Our generation is fully obsessed with the trend of fastness. In the hectic daily routines in the world we live in, people prize convenience and handiness over the quality of the product. Because the finished product is so easily accessible for affordable prices, people express immediate disposition to go with the easy choice. The public is oblivious to the disguised reality behind the eyes of the customers – the sordid working conditions and unsafe ingredients involved in this process – or even neglect this reality. The same applies for the fashion district nowadays.
According to a fashion article written by Good On You, the contemporary term “fast fashion” defines inexpensive clothing produced rapidly by mass-market retailers in response to the latest trends. Since the 1980s, the invention of the sewing machine in the Industrial Revolution, fast fashion corporations have been dominating the garment industry with its low-cost fashion. Just to name a few, the popular shops include H&M, Zara, Forever 21, Ross, and TopShop.
The skyrocketing demand for cheap clothing with faster production time accompanies a huge negative consequence: a significant yet unrecognized human cost. The cheap human labor involved in the fast fashion industry shows many pitfalls. Fast fashion impacts garment workers, who have been investigated to work in dangerous environments for unjustifiably low wages without basic human rights.
A 2016 investigation conducted by UCLA Labor Center unequivocally revealed the derelict working conditions of garment workers. Its study showed: 72% of respondents stated that their workplaces were brimming with dust; 60% reported that excessive heat and dust accumulation was due to poor ventilation that rendered it difficult to work, and even to breathe; and 42% reported that exits and doors in their shops were regularly blocked. These workers labor under horrendous conditions and, what is worse still, the workers are being exploited and getting paid below the minimum wage.
Despite the entity of the state law demanding the minimum wage of $13.25, some of the garment workers report that they receive $5 an hour because they are paid not hourly but by piece rates. Even worse, many illegal sweatshops often cut and run without paying the workers.
Some may deem that cheap labor or the exploitation of workers is only an international problem prevalent in developing countries. However, there are still people working for low wages, long hours, and poor conditions in the heart of Los Angeles. The sweatshops in LA’s fashion district still remains as a teeming sweatshop industry.
The student interns of the K.W. Lee Center for Leadership, including myself, have been researching pressing issues facing the Los Angeles community in order to find viable options for a community project. What we have discovered is that many garment workers have undocumented immigration status, thus, making it hard for workers to report safety violations.
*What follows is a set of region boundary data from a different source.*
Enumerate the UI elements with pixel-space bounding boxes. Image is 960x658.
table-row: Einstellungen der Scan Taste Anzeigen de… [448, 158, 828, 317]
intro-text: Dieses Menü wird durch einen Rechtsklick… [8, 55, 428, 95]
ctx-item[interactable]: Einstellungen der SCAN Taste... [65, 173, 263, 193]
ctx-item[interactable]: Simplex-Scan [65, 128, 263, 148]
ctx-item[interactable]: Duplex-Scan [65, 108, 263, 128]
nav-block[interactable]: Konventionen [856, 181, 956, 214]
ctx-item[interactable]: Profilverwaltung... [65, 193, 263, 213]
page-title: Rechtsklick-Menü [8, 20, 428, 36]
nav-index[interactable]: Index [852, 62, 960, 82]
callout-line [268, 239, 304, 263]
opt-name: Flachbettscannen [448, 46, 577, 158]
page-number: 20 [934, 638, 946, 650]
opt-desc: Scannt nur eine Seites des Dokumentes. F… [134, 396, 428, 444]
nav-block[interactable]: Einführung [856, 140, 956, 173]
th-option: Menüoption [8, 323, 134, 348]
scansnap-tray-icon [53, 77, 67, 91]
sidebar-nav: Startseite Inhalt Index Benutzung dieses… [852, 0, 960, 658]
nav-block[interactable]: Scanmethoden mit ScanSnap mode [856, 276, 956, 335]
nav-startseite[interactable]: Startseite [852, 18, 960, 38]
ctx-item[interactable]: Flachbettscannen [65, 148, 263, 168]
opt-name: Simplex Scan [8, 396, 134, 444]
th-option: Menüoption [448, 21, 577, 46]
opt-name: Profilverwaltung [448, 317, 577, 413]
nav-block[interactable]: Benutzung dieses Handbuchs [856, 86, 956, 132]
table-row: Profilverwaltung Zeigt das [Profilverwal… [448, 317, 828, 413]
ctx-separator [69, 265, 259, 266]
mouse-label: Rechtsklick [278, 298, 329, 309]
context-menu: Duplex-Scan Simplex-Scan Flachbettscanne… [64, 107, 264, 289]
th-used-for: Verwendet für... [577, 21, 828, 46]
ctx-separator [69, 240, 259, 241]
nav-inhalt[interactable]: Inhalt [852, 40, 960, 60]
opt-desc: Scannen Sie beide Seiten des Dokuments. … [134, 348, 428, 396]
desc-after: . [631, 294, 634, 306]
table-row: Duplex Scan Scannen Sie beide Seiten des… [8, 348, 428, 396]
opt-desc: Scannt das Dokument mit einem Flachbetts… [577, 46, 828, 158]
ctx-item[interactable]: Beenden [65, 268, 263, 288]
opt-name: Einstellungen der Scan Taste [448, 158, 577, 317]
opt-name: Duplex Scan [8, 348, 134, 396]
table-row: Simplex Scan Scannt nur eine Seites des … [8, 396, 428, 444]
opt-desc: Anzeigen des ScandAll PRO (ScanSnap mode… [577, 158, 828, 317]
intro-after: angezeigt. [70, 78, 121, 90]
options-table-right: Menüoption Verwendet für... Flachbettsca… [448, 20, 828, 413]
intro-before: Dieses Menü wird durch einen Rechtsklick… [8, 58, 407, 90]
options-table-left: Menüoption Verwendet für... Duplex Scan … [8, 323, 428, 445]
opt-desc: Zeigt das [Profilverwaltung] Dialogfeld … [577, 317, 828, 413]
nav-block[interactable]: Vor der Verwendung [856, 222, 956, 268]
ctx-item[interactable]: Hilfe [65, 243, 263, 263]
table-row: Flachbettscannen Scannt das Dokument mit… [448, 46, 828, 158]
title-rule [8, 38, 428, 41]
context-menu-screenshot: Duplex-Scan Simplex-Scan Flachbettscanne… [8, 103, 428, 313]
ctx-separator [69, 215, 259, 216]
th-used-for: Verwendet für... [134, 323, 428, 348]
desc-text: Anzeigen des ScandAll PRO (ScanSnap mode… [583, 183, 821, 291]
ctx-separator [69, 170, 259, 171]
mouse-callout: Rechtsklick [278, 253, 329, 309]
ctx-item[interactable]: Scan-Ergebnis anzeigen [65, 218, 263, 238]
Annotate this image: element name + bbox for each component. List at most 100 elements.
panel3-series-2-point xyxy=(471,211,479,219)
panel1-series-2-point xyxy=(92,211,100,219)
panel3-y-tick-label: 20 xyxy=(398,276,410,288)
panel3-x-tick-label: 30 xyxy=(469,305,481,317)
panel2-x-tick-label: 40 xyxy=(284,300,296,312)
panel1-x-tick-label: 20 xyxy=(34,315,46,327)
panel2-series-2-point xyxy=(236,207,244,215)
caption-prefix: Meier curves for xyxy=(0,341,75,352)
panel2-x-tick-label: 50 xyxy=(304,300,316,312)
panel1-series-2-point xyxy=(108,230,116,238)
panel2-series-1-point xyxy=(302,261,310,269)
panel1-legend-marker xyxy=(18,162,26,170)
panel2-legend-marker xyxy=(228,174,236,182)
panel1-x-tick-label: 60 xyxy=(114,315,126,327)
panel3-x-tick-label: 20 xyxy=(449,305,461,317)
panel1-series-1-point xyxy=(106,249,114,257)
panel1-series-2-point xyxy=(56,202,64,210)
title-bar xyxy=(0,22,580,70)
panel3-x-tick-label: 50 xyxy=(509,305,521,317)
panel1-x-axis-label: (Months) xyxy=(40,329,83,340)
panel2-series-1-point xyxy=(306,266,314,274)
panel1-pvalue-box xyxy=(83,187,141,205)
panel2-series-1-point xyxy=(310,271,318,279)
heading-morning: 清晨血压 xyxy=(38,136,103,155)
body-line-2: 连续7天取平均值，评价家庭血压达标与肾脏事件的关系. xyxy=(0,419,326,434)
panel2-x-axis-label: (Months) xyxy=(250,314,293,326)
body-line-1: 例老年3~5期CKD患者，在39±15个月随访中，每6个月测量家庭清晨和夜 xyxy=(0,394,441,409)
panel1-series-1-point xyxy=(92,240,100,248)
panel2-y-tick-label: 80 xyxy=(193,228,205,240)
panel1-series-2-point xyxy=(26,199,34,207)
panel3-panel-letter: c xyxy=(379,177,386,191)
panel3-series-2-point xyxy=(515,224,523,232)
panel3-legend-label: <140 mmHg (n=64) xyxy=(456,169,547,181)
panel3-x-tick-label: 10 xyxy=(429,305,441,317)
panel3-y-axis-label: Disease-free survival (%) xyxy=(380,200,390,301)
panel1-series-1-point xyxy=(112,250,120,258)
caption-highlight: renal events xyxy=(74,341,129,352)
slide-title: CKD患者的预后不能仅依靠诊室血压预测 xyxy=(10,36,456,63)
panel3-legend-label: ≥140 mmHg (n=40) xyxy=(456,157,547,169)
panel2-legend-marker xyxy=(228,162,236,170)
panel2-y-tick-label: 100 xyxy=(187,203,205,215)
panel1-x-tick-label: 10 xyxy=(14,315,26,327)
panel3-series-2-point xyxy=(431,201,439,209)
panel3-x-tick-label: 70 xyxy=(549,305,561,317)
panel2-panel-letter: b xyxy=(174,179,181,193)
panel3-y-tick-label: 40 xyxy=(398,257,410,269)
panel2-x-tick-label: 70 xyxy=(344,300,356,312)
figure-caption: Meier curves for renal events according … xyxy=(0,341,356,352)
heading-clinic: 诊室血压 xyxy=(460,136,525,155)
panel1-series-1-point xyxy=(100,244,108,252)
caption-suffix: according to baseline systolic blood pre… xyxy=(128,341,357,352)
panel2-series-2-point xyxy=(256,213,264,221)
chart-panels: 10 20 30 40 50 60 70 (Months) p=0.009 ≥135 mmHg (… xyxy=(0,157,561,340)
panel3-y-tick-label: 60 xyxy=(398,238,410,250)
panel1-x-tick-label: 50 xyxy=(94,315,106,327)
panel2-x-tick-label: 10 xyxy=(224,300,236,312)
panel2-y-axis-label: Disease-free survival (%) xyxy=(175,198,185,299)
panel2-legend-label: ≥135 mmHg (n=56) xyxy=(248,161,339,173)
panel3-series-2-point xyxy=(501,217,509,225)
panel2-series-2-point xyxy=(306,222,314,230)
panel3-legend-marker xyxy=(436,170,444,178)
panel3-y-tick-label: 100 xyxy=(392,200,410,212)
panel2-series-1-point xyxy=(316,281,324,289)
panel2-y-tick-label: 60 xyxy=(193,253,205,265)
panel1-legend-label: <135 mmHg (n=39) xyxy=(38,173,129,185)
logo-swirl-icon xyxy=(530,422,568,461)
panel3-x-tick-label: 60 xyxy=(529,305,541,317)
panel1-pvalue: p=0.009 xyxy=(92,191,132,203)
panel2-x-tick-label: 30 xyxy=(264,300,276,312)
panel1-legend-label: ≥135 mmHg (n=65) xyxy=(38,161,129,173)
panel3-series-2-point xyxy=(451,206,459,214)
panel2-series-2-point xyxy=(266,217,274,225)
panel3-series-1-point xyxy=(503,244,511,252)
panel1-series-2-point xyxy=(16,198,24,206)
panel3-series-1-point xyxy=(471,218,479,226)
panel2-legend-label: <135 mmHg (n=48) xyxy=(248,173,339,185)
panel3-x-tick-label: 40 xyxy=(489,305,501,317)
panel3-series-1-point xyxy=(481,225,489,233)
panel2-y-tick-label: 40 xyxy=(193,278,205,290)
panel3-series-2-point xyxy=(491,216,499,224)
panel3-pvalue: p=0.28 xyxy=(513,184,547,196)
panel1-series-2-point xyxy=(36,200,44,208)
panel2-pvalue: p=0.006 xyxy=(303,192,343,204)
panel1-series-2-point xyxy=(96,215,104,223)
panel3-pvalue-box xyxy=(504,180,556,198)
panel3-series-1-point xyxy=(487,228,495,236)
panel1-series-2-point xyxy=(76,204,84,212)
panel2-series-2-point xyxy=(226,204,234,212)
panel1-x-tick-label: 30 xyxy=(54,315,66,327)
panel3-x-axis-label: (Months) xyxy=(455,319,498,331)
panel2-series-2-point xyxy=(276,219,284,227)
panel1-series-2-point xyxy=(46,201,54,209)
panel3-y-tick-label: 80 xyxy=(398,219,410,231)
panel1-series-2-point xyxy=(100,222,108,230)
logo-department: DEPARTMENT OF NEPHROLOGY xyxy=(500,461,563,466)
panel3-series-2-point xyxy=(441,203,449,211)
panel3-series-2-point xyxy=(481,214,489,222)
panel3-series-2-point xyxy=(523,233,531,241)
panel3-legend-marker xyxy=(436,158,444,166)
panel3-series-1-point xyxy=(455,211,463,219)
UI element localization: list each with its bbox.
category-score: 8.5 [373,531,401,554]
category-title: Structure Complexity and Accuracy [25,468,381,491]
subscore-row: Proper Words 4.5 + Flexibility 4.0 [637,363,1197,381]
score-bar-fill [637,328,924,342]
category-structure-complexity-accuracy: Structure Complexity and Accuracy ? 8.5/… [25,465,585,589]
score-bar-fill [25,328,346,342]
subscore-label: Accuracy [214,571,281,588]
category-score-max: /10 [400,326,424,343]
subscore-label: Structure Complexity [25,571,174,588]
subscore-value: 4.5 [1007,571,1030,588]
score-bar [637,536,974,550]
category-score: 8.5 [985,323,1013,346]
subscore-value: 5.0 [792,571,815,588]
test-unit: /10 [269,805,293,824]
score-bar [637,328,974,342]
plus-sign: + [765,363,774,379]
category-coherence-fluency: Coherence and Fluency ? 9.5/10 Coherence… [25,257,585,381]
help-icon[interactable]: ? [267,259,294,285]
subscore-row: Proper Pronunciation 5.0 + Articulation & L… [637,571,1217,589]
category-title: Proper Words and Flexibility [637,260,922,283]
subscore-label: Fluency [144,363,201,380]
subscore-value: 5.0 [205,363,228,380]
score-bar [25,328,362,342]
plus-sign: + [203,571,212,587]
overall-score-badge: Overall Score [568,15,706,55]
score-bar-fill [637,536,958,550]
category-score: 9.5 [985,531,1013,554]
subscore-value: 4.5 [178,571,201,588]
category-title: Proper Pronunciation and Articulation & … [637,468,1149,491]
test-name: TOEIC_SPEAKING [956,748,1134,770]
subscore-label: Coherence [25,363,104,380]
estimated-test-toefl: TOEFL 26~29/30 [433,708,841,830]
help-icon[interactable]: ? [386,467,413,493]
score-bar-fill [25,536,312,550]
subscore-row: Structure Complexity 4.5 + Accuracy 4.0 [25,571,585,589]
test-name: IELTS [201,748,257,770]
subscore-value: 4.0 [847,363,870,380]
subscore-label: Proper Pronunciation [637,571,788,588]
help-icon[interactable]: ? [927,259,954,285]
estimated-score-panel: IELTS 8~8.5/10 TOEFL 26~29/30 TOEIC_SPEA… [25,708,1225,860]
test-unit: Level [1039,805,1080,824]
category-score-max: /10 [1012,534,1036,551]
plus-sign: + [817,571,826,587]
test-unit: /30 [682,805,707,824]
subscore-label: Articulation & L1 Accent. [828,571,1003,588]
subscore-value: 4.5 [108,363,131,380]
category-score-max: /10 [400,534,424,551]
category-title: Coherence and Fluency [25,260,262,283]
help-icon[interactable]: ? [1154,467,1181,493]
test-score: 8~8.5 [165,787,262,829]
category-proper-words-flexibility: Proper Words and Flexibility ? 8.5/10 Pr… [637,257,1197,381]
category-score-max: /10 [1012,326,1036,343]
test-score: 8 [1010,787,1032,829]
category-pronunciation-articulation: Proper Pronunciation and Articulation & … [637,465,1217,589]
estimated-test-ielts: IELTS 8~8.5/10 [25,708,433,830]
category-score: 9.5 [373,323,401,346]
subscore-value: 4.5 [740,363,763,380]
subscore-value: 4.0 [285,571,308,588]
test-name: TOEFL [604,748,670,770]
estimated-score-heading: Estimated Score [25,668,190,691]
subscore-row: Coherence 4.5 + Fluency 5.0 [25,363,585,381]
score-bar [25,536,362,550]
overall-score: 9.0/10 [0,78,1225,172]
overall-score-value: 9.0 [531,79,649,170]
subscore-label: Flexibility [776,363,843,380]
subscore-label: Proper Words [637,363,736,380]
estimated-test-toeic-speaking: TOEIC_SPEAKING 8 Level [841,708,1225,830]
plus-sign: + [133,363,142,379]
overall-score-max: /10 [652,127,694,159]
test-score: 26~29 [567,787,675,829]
In order to speak up against the illegal sweatshops in Los Angeles, we have partnered with Los Angeles Garment Center to organize direct action movements and deliver delegation letters to Ross, one of the stores that exploit sweatshop workers.
It is time for us to shine the light on the underpaid workers constituting the facade of the popular fast fashion industry. So, tomorrow morning when you’re putting your clothes on for the day, why not remember and appreciate the garment workers’ efforts from behind the scenes?